Les OGM marquent le pas sur la planète pour la première fois en 20 ans

Publié le : Last updated:

OGM

Les cultures OGM dans le monde ont marqué le pas en 2015 pour la première fois en 20 ans, après avoir connu une croissance régulière
© AFP/Archives Ronaldo Schemidt

Paris (AFP) – Les cultures OGM dans le monde ont marqué le pas en 2015 pour la première fois en 20 ans, après avoir connu une croissance régulière et certains pays, comme le Burkina Faso récemment, leur tournent carrément le dos.
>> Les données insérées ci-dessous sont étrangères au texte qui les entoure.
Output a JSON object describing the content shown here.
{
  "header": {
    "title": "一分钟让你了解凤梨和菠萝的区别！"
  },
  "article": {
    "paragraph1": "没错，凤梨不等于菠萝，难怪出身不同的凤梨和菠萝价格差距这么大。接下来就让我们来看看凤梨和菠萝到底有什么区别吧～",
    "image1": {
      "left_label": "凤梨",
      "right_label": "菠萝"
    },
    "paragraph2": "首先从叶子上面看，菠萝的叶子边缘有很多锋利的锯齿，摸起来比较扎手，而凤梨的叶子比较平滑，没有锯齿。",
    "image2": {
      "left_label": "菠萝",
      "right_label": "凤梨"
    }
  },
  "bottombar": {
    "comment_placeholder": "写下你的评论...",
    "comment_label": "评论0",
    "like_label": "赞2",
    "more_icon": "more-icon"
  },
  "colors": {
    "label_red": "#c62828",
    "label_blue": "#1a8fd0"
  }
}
Vingt ans après la première commercialisation d’une plante génétiquement modifiée en 1996, les surfaces cultivées en OGM atteignent près de deux milliards d’hectares: pourtant, « après 19 ans de croissance annuelle consécutive » elles ont reculé de 1% passant de 179,7 millions ha en 2015 contre 181,5 millions ha en 2014, selon le rapport d’une ONG spécialisée.

Pour l’ISAAA (International Service for the Acquisition of Agri-biotech applications), association plutôt favorable aux OGM, cette réduction « marginale » serait conjoncturelle et s’expliquerait par l’effondrement des cours de certaines matières premières agricoles comme le maïs (-4% en surfaces) ou le coton (-5%). Aussi cette diminution « est susceptible de s’inverser quand le niveau des prix s’inversera », écrit-elle.

Ainsi aux Etats-Unis, leader avec 39% du total mondial (70,9 millions ha), les surfaces OGM ont reculé de 2,2 millions ha. Au Canada, 5e producteur de cultures transgéniques, les surfaces ont reculé de 11,6 millions à 11 millions d’ha (- 5%) « dus à une diminution des surfaces en colza » insiste le rapport.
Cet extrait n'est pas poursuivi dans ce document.